Библиотека soteria.ru
Трактат о надежде
Фома Аквинский
Дата публикации: 01.10.16 Просмотров: 4450 Все тексты автора Фома Аквинский
Раздел 6. Сохраняется ли рабский страх с приходом любви?
С шестым, дело обстоит следующим образом.
Возражение 1. Кажется, что с приходом любви рабский страх не сохраняется. Ведь сказал же Августин, что «когда любовь занимает свое обиталище, она прогоняет приуготовивший для нее это место страх».
Возражение 2. Далее, «любовь Божия излилась в сердца наши Духом Святым, данным нам» (Рим. 5:5). Но «где Дух Господень, там — свобода» (2 Кор. 3:17). И коль скоро свобода исключает рабство, то похоже на то, что с приходом любви рабский страх исчезает.
Возражение 3. Далее, в той мере, в какой наказание уменьшает собственное благо, рабский страх обусловливается любовью к себе. Но любовь к Богу устраняет любовь к себе, поскольку побуждает нас презирать себя, о чем свидетельствует Августин, говоря, что «град Божий создан любовью к Богу, дошедшей до презрения к себе» -. Следовательно, похоже, что с приходом любви рабский страх устраняется.
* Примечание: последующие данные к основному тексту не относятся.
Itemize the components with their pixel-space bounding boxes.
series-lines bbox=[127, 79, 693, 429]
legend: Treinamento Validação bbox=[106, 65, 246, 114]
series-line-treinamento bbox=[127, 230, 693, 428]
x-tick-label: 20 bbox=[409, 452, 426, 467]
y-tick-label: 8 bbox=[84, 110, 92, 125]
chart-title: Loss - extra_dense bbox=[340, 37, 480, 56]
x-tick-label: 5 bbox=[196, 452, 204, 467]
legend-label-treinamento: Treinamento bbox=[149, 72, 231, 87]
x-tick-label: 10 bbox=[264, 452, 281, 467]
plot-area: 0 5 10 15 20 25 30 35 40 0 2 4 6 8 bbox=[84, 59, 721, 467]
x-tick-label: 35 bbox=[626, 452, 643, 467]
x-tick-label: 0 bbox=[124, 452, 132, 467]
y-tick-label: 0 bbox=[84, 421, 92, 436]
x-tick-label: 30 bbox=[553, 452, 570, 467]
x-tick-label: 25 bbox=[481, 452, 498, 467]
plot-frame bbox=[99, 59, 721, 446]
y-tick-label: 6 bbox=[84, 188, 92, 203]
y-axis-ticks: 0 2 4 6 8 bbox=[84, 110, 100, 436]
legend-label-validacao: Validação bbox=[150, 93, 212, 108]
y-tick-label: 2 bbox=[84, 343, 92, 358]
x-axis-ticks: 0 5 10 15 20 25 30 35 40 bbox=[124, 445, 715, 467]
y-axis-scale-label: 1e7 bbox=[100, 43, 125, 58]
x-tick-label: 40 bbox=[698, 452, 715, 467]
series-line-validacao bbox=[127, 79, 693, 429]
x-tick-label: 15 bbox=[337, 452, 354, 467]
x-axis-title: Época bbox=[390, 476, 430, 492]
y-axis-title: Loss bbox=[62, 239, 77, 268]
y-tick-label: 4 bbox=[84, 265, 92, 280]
Этому противоречит сказанное нами выше (4) о том, что рабский страх является даром Святого Духа. Но дары Святого Духа не устраняются любовью, посредством которой Святой Дух пребывает в нас. Следовательно, с приходом любви рабский страх сохраняется.
Отвечаю: рабский страх есть следствие любви к себе, поскольку он суть страх перед наказанием, которое является пагубным для своего [частного] блага. Поэтому страх перед наказанием, как и любовь к себе, совместим с любовью к горнему — ведь то, что человек любит свое собственное благо, и то, что он боится лишиться его, сводится к одному и тому же.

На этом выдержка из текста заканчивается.